Chers adhérents de l’ADEFIMA,

Depuis la création de votre Association, de nombreuses informations ont circulé en quelques jours. Des questions sont parvenues à notre cabinet et auprès de votre Association. De légitimes interrogations se sont ainsi élevées. De grossières contre-vérités ont aussi été avancées dans l’unique but de discréditer l’action de l’ADEFIMA.

Concernant l’ADEFIMA, celle-ci a été initiée par des investisseurs totalement indépendants de MARANATHA et de ses dirigeants.

Il leur apparaissait indispensable de se regrouper pour pouvoir peser face aux différents acteurs de ce dossier et précisément choisir un conseil qui ne soit pas lié à MARANATHA et/ou ses dirigeants.

C’est pour cela que les créateurs de l’ADEFIMA ont refusé de contacter les cabinets mis en avant par MARANATHA ou ses dirigeants. C’est précisément pour éviter tout lien avec ces derniers que les fondateurs de l’ADEFIMA se sont tournés vers notre cabinet. Cette question a été déterminante dans le choix de notre cabinet.

Le positionnement de cette Association est ainsi clairement celle d’une association de Défense des intérêts moraux et financiers de ses membres. Et ce de manière indépendante.

Au rang des contre-vérités avancées, aucun membre de notre cabinet n’a quelque lien de travail avec MARANATHA ou les conseils de ce Groupe. Je ne m’explique toujours pas l’origine d’une telle aberration. Nos assistantes, qui sont salariées du cabinet depuis plus de 10 années, ont un employeur unique : le cabinet SBKG. Et lui seul !

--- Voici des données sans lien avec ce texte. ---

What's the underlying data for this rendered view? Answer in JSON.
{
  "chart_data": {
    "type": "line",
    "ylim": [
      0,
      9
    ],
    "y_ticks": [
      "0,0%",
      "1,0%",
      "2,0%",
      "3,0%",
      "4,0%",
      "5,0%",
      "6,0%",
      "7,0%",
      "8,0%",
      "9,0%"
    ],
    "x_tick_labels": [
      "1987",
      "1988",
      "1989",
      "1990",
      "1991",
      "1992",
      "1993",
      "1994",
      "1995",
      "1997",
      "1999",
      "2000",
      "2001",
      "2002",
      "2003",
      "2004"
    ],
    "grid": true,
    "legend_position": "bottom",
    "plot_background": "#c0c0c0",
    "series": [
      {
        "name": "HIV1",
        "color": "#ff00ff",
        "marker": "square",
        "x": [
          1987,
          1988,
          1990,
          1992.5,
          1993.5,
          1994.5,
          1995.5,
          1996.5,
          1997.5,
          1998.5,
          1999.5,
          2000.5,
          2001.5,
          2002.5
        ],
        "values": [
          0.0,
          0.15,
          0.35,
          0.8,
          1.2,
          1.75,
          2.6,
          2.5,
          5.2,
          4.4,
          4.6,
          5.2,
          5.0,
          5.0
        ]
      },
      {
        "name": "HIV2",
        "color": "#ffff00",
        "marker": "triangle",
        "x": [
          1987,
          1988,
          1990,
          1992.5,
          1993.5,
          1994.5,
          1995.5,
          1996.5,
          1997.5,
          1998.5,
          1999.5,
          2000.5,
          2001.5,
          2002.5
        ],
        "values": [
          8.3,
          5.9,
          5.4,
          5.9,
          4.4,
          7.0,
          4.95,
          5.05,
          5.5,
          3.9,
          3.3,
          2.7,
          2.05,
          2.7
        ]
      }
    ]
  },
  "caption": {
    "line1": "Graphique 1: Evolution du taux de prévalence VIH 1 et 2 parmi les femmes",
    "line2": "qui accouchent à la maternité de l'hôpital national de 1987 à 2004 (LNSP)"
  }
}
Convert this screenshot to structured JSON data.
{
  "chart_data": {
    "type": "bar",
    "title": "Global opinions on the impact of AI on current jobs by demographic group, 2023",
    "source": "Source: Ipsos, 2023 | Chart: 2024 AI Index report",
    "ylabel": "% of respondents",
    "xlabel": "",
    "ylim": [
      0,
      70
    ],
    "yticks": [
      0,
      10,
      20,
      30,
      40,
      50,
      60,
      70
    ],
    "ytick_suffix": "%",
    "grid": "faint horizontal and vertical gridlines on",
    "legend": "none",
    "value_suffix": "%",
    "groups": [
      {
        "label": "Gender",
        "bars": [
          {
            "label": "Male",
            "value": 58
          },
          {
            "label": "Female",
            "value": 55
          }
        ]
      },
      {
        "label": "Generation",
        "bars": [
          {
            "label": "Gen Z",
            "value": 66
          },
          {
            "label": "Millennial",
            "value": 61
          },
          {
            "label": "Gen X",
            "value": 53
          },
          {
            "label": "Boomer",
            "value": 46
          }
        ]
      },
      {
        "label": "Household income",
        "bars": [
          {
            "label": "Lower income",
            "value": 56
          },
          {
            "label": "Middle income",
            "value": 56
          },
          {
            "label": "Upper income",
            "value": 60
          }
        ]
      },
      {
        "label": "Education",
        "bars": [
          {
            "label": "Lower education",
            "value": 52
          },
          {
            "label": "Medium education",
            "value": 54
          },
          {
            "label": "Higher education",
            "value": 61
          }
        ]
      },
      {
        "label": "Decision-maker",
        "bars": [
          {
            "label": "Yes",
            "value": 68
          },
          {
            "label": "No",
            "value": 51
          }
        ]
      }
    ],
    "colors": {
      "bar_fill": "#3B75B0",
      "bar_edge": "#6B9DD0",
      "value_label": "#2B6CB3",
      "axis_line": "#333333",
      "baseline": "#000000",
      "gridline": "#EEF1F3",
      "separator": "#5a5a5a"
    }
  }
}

A l’identique, notre cabinet n’a jamais été le conseil de MARANATHA ou de Monsieur Olivier CARVIN, ni aujourd’hui, ni hier comme tente de le faire croire de manière étonnante tel ou tel mail plus ou moins anonyme circulant depuis quelques jours. Sur une opération, notre cabinet conseillait un investisseur tandis que Monsieur CARVIN avait ses propres conseils. On peut effectivement laisser croire contre toute évidence que notre cabinet aurait été de ce fait un conseil de ce groupe… ou serait par nature complaisant avec lui ! Affirmer une telle contre vérité peut signifier deux choses de celui qui l’invoque : une méconnaissance profonde de l’activité d’un cabinet de droit des affaires ou une volonté assumée de nuire à l’image de l’ADEFIMA.

Notre cabinet ne tranchera pas sur ce point et vous laissera apprécier en conscience. La poursuite de la mission qui nous a été confiée dans la défense des investisseurs dans une période d’urgence absolue nous apparaît plus utile.

Enfin, et pour en finir avec cette série de bruits plus ou moins vérifiés tendant à jeter un discrédit sur l’impartialité de notre cabinet, je peux vous assurer que ni mon cabinet, ni moi-même ne connaissons l’avocat que MARANATHA a souhaité mettre en avant au démarrage de la procédure collective comme recours éventuel pour les investisseurs. Par déontologie professionnelle et inclinaison propre, je respecterai évidemment ledit confrère dans la poursuite de ma mission, comme tout autre acteur judiciaire de ce dossier, mais je peux affirmer de manière formelle ne pas le connaître.

Pour le reste, je vous confirme avoir d’ores et déjà contacté différents acteurs de ce dossier afin de pouvoir rapidement échanger avec eux sur les stratégies de sortie de RJ envisagées par les dirigeants actuels.

Mon cabinet ne manquera pas dans les prochaines semaines de prendre contact avec tous les intervenants de ce dossier, dont les conseils de MARANATHA. Là, et là seulement seront les liens de mon cabinet avec ce Groupe.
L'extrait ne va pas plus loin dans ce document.